Search code examples
regexlogstashelastic-stacklogstash-grok

Logstash grok filter custom pattern is not working


I've a log file (http://codepad.org/vAMFhhR2), and I want to extract a specific number out of it (line 18) I wrote a custom pattern grok filter, tested it on http://grokdebug.herokuapp.com/, it works fine and extracts my desired value.

here's how logstash.conf looks like:

input {
    tcp {
        port => 5000
    }
}

filter {
    grok{
         match => [ "message", "(?<scraped>(?<='item_scraped_count': ).*(?=,))" ]
    }
}

output {
    elasticsearch {
        hosts => "elasticsearch:9200"
    }
}

but it doesn't match any record from the same log on Kibana

Thoughts?


Solution

  • Your regexp may be valid but the lookahead and lookbehind ("?=" and "?<=") are not a good choice in this context.
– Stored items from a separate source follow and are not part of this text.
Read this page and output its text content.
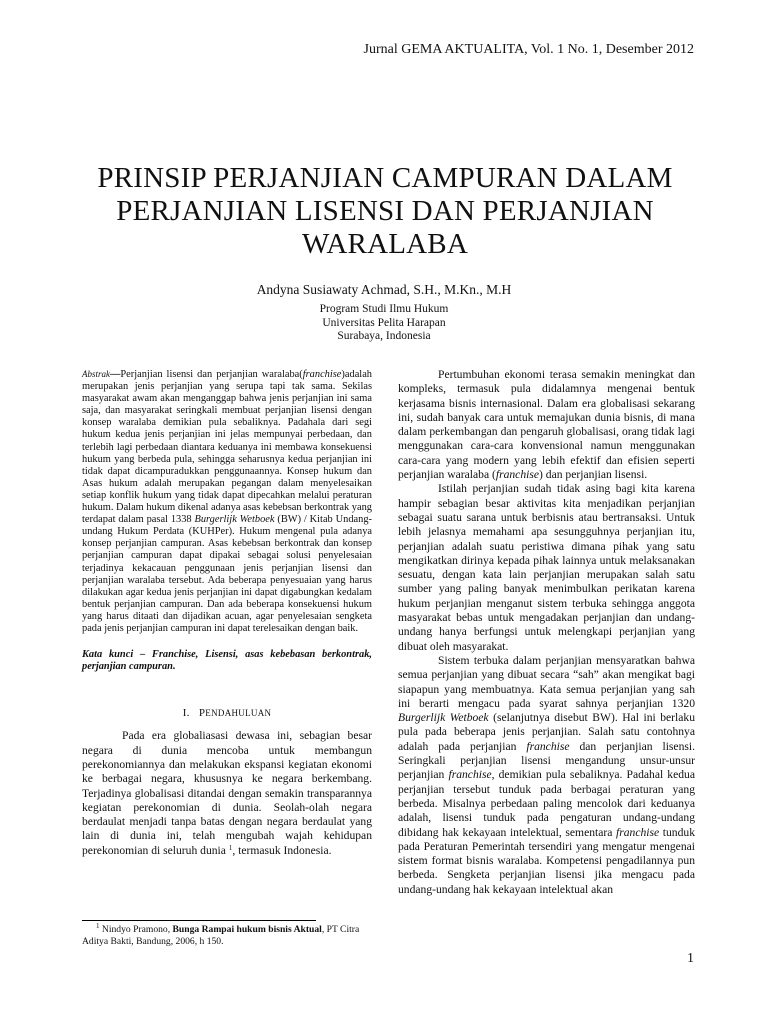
Jurnal GEMA AKTUALITA, Vol. 1 No. 1, Desember 2012
PRINSIP PERJANJIAN CAMPURAN DALAM PERJANJIAN LISENSI DAN PERJANJIAN WARALABA
Andyna Susiawaty Achmad, S.H., M.Kn., M.H
Program Studi Ilmu Hukum
Universitas Pelita Harapan
Surabaya, Indonesia

Abstrak—Perjanjian lisensi dan perjanjian waralaba(franchise)adalah merupakan jenis perjanjian yang serupa tapi tak sama. Sekilas masyarakat awam akan menganggap bahwa jenis perjanjian ini sama saja, dan masyarakat seringkali membuat perjanjian lisensi dengan konsep waralaba demikian pula sebaliknya. Padahala dari segi hukum kedua jenis perjanjian ini jelas mempunyai perbedaan, dan terlebih lagi perbedaan diantara keduanya ini membawa konsekuensi hukum yang berbeda pula, sehingga seharusnya kedua perjanjian ini tidak dapat dicampuradukkan penggunaannya. Konsep hukum dan Asas hukum adalah merupakan pegangan dalam menyelesaikan setiap konflik hukum yang tidak dapat dipecahkan melalui peraturan hukum. Dalam hukum dikenal adanya asas kebebsan berkontrak yang terdapat dalam pasal 1338 Burgerlijk Wetboek (BW) / Kitab Undang-undang Hukum Perdata (KUHPer). Hukum mengenal pula adanya konsep perjanjian campuran. Asas kebebsan berkontrak dan konsep perjanjian campuran dapat dipakai sebagai solusi penyelesaian terjadinya kekacauan penggunaan jenis perjanjian lisensi dan perjanjian waralaba tersebut. Ada beberapa penyesuaian yang harus dilakukan agar kedua jenis perjanjian ini dapat digabungkan kedalam bentuk perjanjian campuran. Dan ada beberapa konsekuensi hukum yang harus ditaati dan dijadikan acuan, agar penyelesaian sengketa pada jenis perjanjian campuran ini dapat terelesaikan dengan baik.

Kata kunci – Franchise, Lisensi, asas kebebasan berkontrak, perjanjian campuran.

I. PENDAHULUAN

Pada era globaliasasi dewasa ini, sebagian besar negara di dunia mencoba untuk membangun perekonomiannya dan melakukan ekspansi kegiatan ekonomi ke berbagai negara, khususnya ke negara berkembang. Terjadinya globalisasi ditandai dengan semakin transparannya kegiatan perekonomian di dunia. Seolah-olah negara berdaulat menjadi tanpa batas dengan negara berdaulat yang lain di dunia ini, telah mengubah wajah kehidupan perekonomian di seluruh dunia $^1$, termasuk Indonesia.

$^1$ Nindyo Pramono, Bunga Rampai hukum bisnis Aktual, PT Citra Aditya Bakti, Bandung, 2006, h 150.

Pertumbuhan ekonomi terasa semakin meningkat dan kompleks, termasuk pula didalamnya mengenai bentuk kerjasama bisnis internasional. Dalam era globalisasi sekarang ini, sudah banyak cara untuk memajukan dunia bisnis, di mana dalam perkembangan dan pengaruh globalisasi, orang tidak lagi menggunakan cara-cara konvensional namun menggunakan cara-cara yang modern yang lebih efektif dan efisien seperti perjanjian waralaba (franchise) dan perjanjian lisensi.

Istilah perjanjian sudah tidak asing bagi kita karena hampir sebagian besar aktivitas kita menjadikan perjanjian sebagai suatu sarana untuk berbisnis atau bertransaksi. Untuk lebih jelasnya memahami apa sesungguhnya perjanjian itu, perjanjian adalah suatu peristiwa dimana pihak yang satu mengikatkan dirinya kepada pihak lainnya untuk melaksanakan sesuatu, dengan kata lain perjanjian merupakan salah satu sumber yang paling banyak menimbulkan perikatan karena hukum perjanjian menganut sistem terbuka sehingga anggota masyarakat bebas untuk mengadakan perjanjian dan undang-undang hanya berfungsi untuk melengkapi perjanjian yang dibuat oleh masyarakat.

Sistem terbuka dalam perjanjian mensyaratkan bahwa semua perjanjian yang dibuat secara “sah” akan mengikat bagi siapapun yang membuatnya. Kata semua perjanjian yang sah ini berarti mengacu pada syarat sahnya perjanjian 1320 Burgerlijk Wetboek (selanjutnya disebut BW). Hal ini berlaku pula pada beberapa jenis perjanjian. Salah satu contohnya adalah pada perjanjian franchise dan perjanjian lisensi. Seringkali perjanjian lisensi mengandung unsur-unsur perjanjian franchise, demikian pula sebaliknya. Padahal kedua perjanjian tersebut tunduk pada berbagai peraturan yang berbeda. Misalnya perbedaan paling mencolok dari keduanya adalah, lisensi tunduk pada pengaturan undang-undang dibidang hak kekayaan intelektual, sementara franchise tunduk pada Peraturan Pemerintah tersendiri yang mengatur mengenai sistem format bisnis waralaba. Kompetensi pengadilannya pun berbeda. Sengketa perjanjian lisensi jika mengacu pada undang-undang hak kekayaan intelektual akan

1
Instead you could use a much simpler filter:

    match => [ "message", "'item_scraped_count': %{NUMBER:scraped}" ]
    

    This will extract the number after 'item_scraped_count': as a field called scraped, using the 'NUMBER' Grok built-in pattern.

    Result in Kibana:

    {
      "_index": "logstash-2017.04.11",
      "_type": "logs",
      "_source": {
        "@timestamp": "2017-04-11T20:02:13.194Z",
        "scraped": "22",
        (...)
      }
    }
    

    If I may suggest another improvement: since your message is spread across multiple lines you could easily merge it using the multiline input codec:

    input {
        tcp {
            port => 5000
            codec => multiline {
                pattern => "^(\s|{')"
                what => "previous"
            }
        }
    }
    

    This will merge all the lines starting with either a whitespace or {' with the previous one.